Too much consumption of fatty foods can lead to pancreatitis in German Shepherds. The term pancreatitis refers to the inflammation of the pancreas. When the pancreas is functioning normally, it produces enzymes that turn active only after they reach the small intestine. However, in a German Shepherd with pancreatitis, these enzymes become active inside the pancreas. This leads to inflammation and damage to the pancreas, surrounding tissues, and other nearby organs – disrupting the flow of enzymes into your pet’s digestive tract.
What is pancreatitis in German Shepherds?
The pancreas is a part of the endocrine and digestive system. The organ plays a vital role in converting the food your German Shepherd consume into fuel. It has two main functions — exocrine that helps in your pet’s digestion and endocrine that regulates his blood sugar.
Pancreatitis occurs when enzymes produced by the pancreas stays inside and causes inflammation. It may also force the enzymes out of the pancreas and into the abdominal area. As a result, the digestive enzymes start breaking down fat and proteins in the pancreas and other organs and your German Shepherd’s body begins to eating out itself. Organs, such as the kidney and the liver, may also suffer from damages because of their proximity to the pancreas.
Pancreatitis in German Shepherds often progresses rapidly. If there is bleeding in the pancreas, your pet can go into shock and die.

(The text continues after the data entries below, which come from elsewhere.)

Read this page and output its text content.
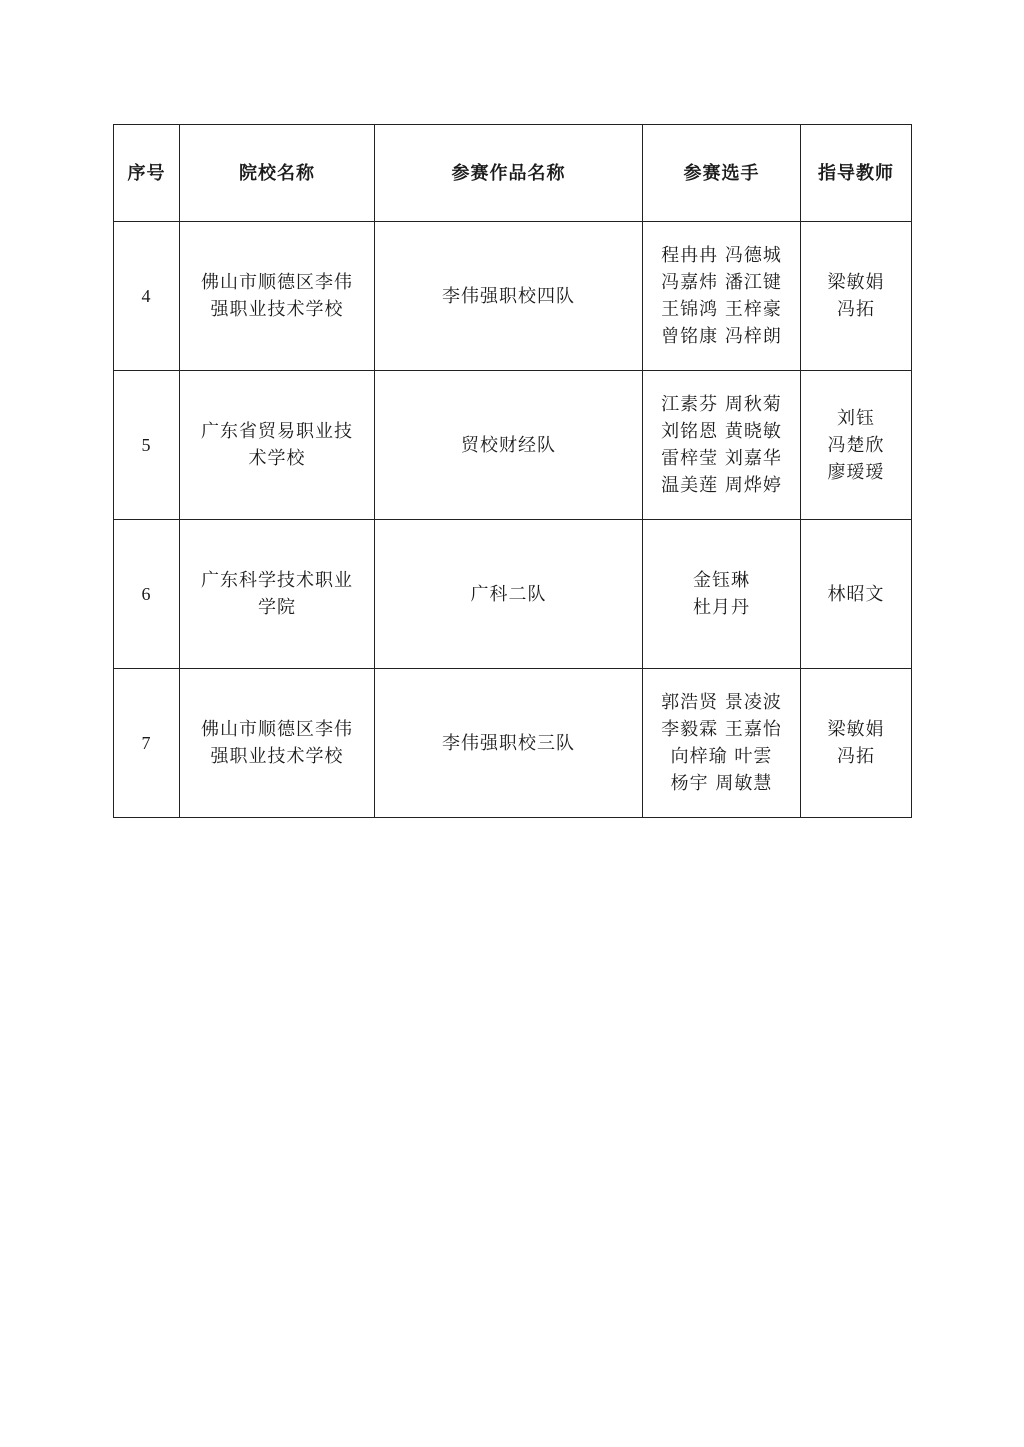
序号	院校名称	参赛作品名称	参赛选手	指导教师
4	佛山市顺德区李伟强职业技术学校	李伟强职校四队	程冉冉 冯德城
冯嘉炜 潘江键
王锦鸿 王梓豪
曾铭康 冯梓朗	梁敏娟
冯拓

5	广东省贸易职业技术学校	贸校财经队	江素芬 周秋菊
刘铭恩 黄晓敏
雷梓莹 刘嘉华
温美莲 周烨婷	刘钰
冯楚欣
廖瑷瑷

6	广东科学技术职业学院	广科二队	金钰琳
杜月丹	林昭文

7	佛山市顺德区李伟强职业技术学校	李伟强职校三队	郭浩贤 景凌波
李毅霖 王嘉怡
向梓瑜 叶雲
杨宇 周敏慧	梁敏娟
冯拓
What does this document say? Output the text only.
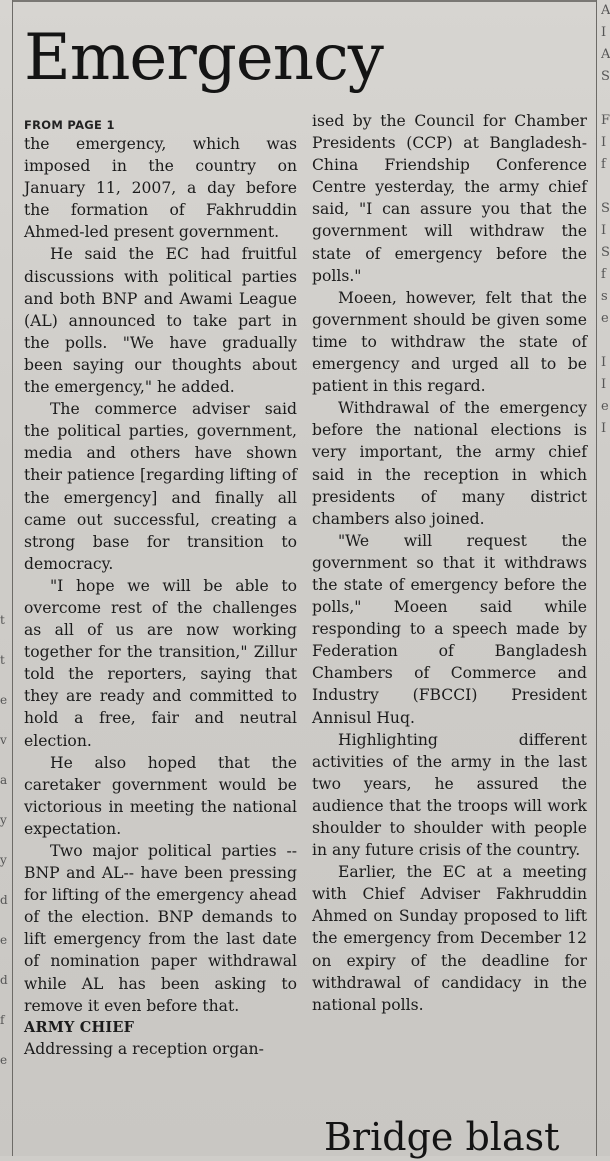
Emergency

FROM PAGE 1

the emergency, which was imposed in the country on January 11, 2007, a day before the formation of Fakhruddin Ahmed-led present government.

He said the EC had fruitful discussions with political parties and both BNP and Awami League (AL) announced to take part in the polls. "We have gradually been saying our thoughts about the emergency," he added.

The commerce adviser said the political parties, government, media and others have shown their patience [regarding lifting of the emergency] and finally all came out successful, creating a strong base for transition to democracy.

"I hope we will be able to overcome rest of the challenges as all of us are now working together for the transition," Zillur told the reporters, saying that they are ready and committed to hold a free, fair and neutral election.

He also hoped that the caretaker government would be victorious in meeting the national expectation.

Two major political parties --BNP and AL-- have been pressing for lifting of the emergency ahead of the election. BNP demands to lift emergency from the last date of nomination paper withdrawal while AL has been asking to remove it even before that.

ARMY CHIEF

Addressing a reception organ-

ised by the Council for Chamber Presidents (CCP) at Bangladesh-China Friendship Conference Centre yesterday, the army chief said, "I can assure you that the government will withdraw the state of emergency before the polls."

Moeen, however, felt that the government should be given some time to withdraw the state of emergency and urged all to be patient in this regard.

Withdrawal of the emergency before the national elections is very important, the army chief said in the reception in which presidents of many district chambers also joined.

"We will request the government so that it withdraws the state of emergency before the polls," Moeen said while responding to a speech made by Federation of Bangladesh Chambers of Commerce and Industry (FBCCI) President Annisul Huq.

Highlighting different activities of the army in the last two years, he assured the audience that the troops will work shoulder to shoulder with people in any future crisis of the country.

Earlier, the EC at a meeting with Chief Adviser Fakhruddin Ahmed on Sunday proposed to lift the emergency from December 12 on expiry of the deadline for withdrawal of candidacy in the national polls.

Bridge blast
t
t
e
v
a
y
y
d
e
d
f
e
A
I
A
S

F
I
f

S
I
S
f
s
e

I
I
e
I
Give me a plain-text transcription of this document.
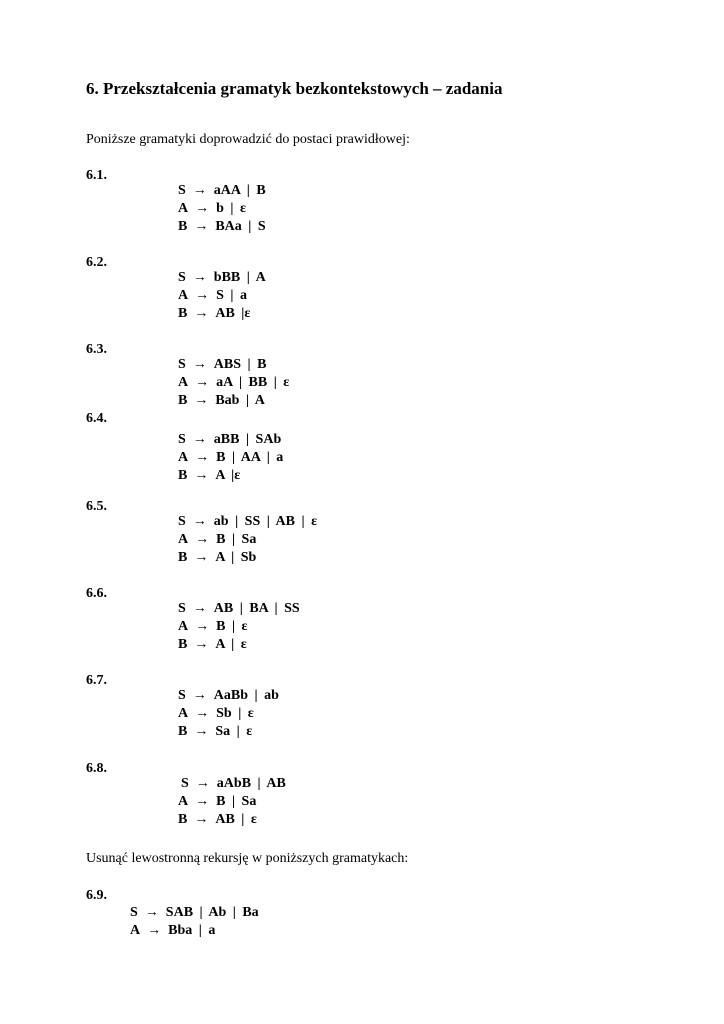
6. Przekształcenia gramatyk bezkontekstowych – zadania
Poniższe gramatyki doprowadzić do postaci prawidłowej:
Usunąć lewostronną rekursję w poniższych gramatykach:
6.1.
S → aAA | B
A → b | ε
B → BAa | S
6.2.
S → bBB | A
A → S | a
B → AB |ε
6.3.
S → ABS | B
A → aA | BB | ε
B → Bab | A
6.4.
S → aBB | SAb
A → B | AA | a
B → A |ε
6.5.
S → ab | SS | AB | ε
A → B | Sa
B → A | Sb
6.6.
S → AB | BA | SS
A → B | ε
B → A | ε
6.7.
S → AaBb | ab
A → Sb | ε
B → Sa | ε
6.8.
S → aAbB | AB
A → B | Sa
B → AB | ε
6.9.
S → SAB | Ab | Ba
A → Bba | a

If not treated immediately, your German Shepherd’s enzymes may start damaging his own organs.
What causes pancreatitis in German Shepherds?
- Consumption of high-fat foods
- Abdominal trauma
- Diabetes mellitus
- Dietary indiscretion
What are the symptoms of pancreatitis in German Shepherds?
If detected early, pancreatitis can be treated without causing any damage to the pancreas or surrounding organs. Dogs with pancreatitis often show the following symptoms.
- Distended abdomen or enlarged belly
- Loss of appetite
- Hunched back
- Fever or low body temperature
- Labored breathing
- Irregular heartbeat
If your German Shepherd suddenly shows more than one of these signs, take him to the veterinarian immediately.
How is pancreatitis treated?
Treatment of pancreatitis in German Shepherds may not succeed dealing with its root cause. For example, if certain medications are responsible for triggering pancreatitis, the vet recommends discontinue them with immediate effect. If the reason behind your German Shepherd’s pancreatitis is diet-related, the veterinarian may put him on prescription food.
Veterinarians often recommend avoiding any food or medications for the first 24 hours to let the pancreas rest. Administration of intravenous fluids is necessary depending on the severity of your German Shepherd’s condition.
After the first 24 hours of fasting, make sure to keep your German Shepherd hydrated. Give him lots of water. Veterinarians may also prescribe pain-killers. If your pet is having nausea or vomiting, the veterinarian may also prescribe drugs to control those symptoms. Dogs with pancreatitis may need to be put on a low-fat diet for life.
How to prevent pancreatitis in German Shepherds?
Here are some tips to prevent pancreatitis in your German Shepherd.
- Do not feed your dog bacon, fat trimmings, or any fatty food. Strictly avoid them.
- Keep garbage away from your German Shepherd’s reach.
- If you live in an area where wildlife roams free, fence your yard or simply do not let your pet get near any carcasses that he may devour.
- Check the nutritional contents of your German Shepherd’s food. Choose the one with specific levels of protein, fat, minerals, and vitamins, depending on your dog’s age. You may also consult your vet and ask for recommendations from other owners.
- Feed your German Shepherd smaller, more frequent meals instead of one large meal.